De Adama Séne correspondant de Teranganews à Saint-Louis
La capitale du Nord a abrité l’atelier de validation du plan de gestion intégré et d’aménagement 2022-2026 du Parc National des Oiseaux du Djoudj (PNOD) pour l’atteinte de la vision 2035. Un plan de développement qui contribue à travers la planification et la mise en œuvre d’actions concertées, avec l’implication de toutes les parties prenantes à la gestion du parc. D’ailleurs pour ce PAG, les autorités exigent qu’il soit opérationnel et d’actions concrètes.
Après le déroulement de plusieurs plans, les résultats escomptés pour le développement du PNOD n’ont toujours pas suivi. Ainsi pour le plan 2022-2026, la direction des Parcs Nationaux et les partenaires techniques et financiers ont voulu changer de fusil d’épaule dans l’exécution. Au nom du directeur général des parcs nationaux, le lieutenant-colonel, Assane Ndoye a rappelé que l’objectif visé est de faire du Parc National des Oiseaux du Djoudj, un échantillon représentatif de la biodiversité qui contribue au développement économique et socio-culturel du Delta du fleuve Sénégal d’ici 2035. Raison pour laquelle, a-t-il poursuivi, le plan de gestion intégré validé sera différent des autres dans son exécution. « Pour cette fois-ci, nous voulons qu’il soit un plan opérationnel.

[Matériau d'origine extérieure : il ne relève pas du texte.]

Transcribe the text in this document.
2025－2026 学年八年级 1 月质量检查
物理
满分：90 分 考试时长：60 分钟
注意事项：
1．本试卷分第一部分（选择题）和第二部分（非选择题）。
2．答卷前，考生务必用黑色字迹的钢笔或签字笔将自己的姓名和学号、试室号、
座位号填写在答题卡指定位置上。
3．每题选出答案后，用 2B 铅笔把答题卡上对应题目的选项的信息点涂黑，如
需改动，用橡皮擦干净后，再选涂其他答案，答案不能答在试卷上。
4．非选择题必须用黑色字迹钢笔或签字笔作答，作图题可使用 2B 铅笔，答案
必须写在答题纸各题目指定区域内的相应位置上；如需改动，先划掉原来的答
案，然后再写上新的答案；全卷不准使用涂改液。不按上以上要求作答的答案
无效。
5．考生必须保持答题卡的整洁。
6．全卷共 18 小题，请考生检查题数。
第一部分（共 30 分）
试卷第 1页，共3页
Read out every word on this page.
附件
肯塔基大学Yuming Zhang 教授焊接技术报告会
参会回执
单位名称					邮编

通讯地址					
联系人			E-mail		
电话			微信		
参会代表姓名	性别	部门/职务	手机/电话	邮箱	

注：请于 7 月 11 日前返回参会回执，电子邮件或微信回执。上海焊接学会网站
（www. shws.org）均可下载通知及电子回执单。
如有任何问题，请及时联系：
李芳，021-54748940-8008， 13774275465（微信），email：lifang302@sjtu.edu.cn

Les précédents ont été réalisés avec des consultants qui n’avaient pas peut-être une bonne maîtrise de la situation. C’est pourquoi pour le déroulement des plans, on trouvait toujours des difficultés pour bien exécuter les recommandations et le mettre en œuvre. Maintenant on veut de l’opérationnel et des actions concrètes. D’ailleurs l’expert qui a été choisi pour mener le travail, est un pur produit du milieu pour avoir été ancien conservateur du Parc Djoudj et ancien directeur des parcs nationaux. Donc nous voulons que la mise en œuvre du plan 2022-2026 a été validé par les acteurs et les partenaires, soit réalisé dans les délais » a déclaré Lt-colonel Assane Ndoye.

Pour le conservateur du Parc de Djoudj, l’élaboration de ce plan de gestion s’inscrit dans le cadre de la mise en œuvre de la Convention de Ramsar de façon à favoriser la conservation des zones humides. « L’exécution du plan prendra également en compte la dimension transfrontalière du PNOD qu’il partage avec le Parc National du Diawling en Mauritanie, car ils ont les mêmes écosystèmes. Les deux aires contiguës constituent également des noyaux centraux de la Réserve de Biosphère Transfrontière du Delta du Fleuve Sénégal » a expliqué le commandant Cheikh Diagne. Avant d’ajouter que la traduction en actes du plan de gestion du Parc National des Oiseaux du Djoudj participe fortement à renforcer les efforts consentis par le gouvernement pour le maintien de sa valeur universelle exceptionnelle, qui a déterminé son inscription sur la liste des sites du Patrimoine mondial de l’Unesco.